Cloud billing provider Aria Systems announced today that it has raised $20 million in its third round of funding led by InterWest partners to double its staff and ramp up promotions for its online billing service.
Aria Systems specializes in providing companies with the tools to create a billing system that, for the most part, customers will never see. It gives companies a number of ways to implement billing systems for their services, like monthly subscriptions or one-time premium payments.
The billing fees are either charged as a monthly fee or are based on the number of invoices its clients issue in the billing service. Aria can also take a small portion of revenue generated by each client through its billing systems as payment. About a year and a half ago, more than half of the revenue the company generated was through a revenue-sharing model, said Aria Systems’ chief executive Mike Morini.

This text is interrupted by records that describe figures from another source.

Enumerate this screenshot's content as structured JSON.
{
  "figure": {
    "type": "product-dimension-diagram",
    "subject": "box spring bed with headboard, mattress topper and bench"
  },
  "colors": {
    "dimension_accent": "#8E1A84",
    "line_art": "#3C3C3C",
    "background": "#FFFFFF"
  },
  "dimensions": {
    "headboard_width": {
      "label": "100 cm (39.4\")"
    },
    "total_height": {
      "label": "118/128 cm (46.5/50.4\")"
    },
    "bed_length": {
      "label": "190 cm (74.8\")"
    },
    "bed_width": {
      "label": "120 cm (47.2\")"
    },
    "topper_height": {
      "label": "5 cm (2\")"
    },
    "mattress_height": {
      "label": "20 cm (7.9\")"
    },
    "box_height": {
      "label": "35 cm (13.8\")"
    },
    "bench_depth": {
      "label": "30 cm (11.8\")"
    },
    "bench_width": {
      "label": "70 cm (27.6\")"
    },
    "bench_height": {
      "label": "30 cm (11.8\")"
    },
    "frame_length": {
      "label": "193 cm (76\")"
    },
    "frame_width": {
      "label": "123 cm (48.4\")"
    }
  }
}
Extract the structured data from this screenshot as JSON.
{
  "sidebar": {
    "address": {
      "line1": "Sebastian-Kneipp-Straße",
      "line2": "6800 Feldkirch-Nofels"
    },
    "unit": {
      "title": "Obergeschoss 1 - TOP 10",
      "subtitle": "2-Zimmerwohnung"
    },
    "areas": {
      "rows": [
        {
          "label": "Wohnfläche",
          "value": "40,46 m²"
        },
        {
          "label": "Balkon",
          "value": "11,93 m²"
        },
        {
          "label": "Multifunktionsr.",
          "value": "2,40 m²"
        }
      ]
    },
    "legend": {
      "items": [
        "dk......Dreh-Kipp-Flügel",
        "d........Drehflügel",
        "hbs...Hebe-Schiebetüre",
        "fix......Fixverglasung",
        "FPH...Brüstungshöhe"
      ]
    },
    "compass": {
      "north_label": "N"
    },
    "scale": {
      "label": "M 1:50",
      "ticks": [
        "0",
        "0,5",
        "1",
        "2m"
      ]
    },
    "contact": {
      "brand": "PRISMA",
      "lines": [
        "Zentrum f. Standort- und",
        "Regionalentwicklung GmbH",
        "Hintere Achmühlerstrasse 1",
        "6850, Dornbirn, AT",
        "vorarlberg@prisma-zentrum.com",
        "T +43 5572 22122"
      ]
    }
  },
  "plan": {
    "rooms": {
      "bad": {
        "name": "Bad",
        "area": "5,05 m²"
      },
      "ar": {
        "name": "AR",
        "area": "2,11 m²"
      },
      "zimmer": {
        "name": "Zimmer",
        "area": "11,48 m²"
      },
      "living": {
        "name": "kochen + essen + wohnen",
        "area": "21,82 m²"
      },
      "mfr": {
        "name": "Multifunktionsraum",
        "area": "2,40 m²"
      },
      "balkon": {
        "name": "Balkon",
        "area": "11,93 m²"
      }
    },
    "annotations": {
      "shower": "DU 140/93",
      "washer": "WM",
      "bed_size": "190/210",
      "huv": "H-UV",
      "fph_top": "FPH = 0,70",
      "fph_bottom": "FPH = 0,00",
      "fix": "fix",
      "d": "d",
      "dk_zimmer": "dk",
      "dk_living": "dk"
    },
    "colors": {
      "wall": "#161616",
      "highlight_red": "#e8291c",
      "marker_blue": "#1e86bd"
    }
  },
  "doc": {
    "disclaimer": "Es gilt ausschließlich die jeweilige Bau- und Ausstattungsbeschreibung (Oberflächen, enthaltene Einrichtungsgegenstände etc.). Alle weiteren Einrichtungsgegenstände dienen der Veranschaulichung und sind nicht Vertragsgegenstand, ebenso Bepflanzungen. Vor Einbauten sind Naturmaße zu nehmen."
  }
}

Today, most of the revenue Aria generates is through charging its clients based on the number of invoices filed, Morini said. That’s because non-traditional models for billing — such as the freemium model, which gives users a taste or a stripped-down version of a service and then charges for premium add-ons — have risen up and taken over the space that subscriptions and premium purchases used to dominate.
Aria’s technology is primarily deployed with larger enterprise customers. It provides smaller businesses with billing tools through its partnership with PayPal. The next step for Aria is to package the offering as a white-label service — meaning they can sell the software service to another company that will then re-brand it as their own. Aria has to go through a number of rigorous steps to make sure its information is secure, so there aren’t a lot of concerns there.
The San Mateo, Calif.-based company has around 50 employees but plans to expand to 100 with the new batch of funding. Existing investors Hummer-Winblad and Venrock also participated in the round. That brings Aria’s total funding up to $34 million after two earlier rounds of funding.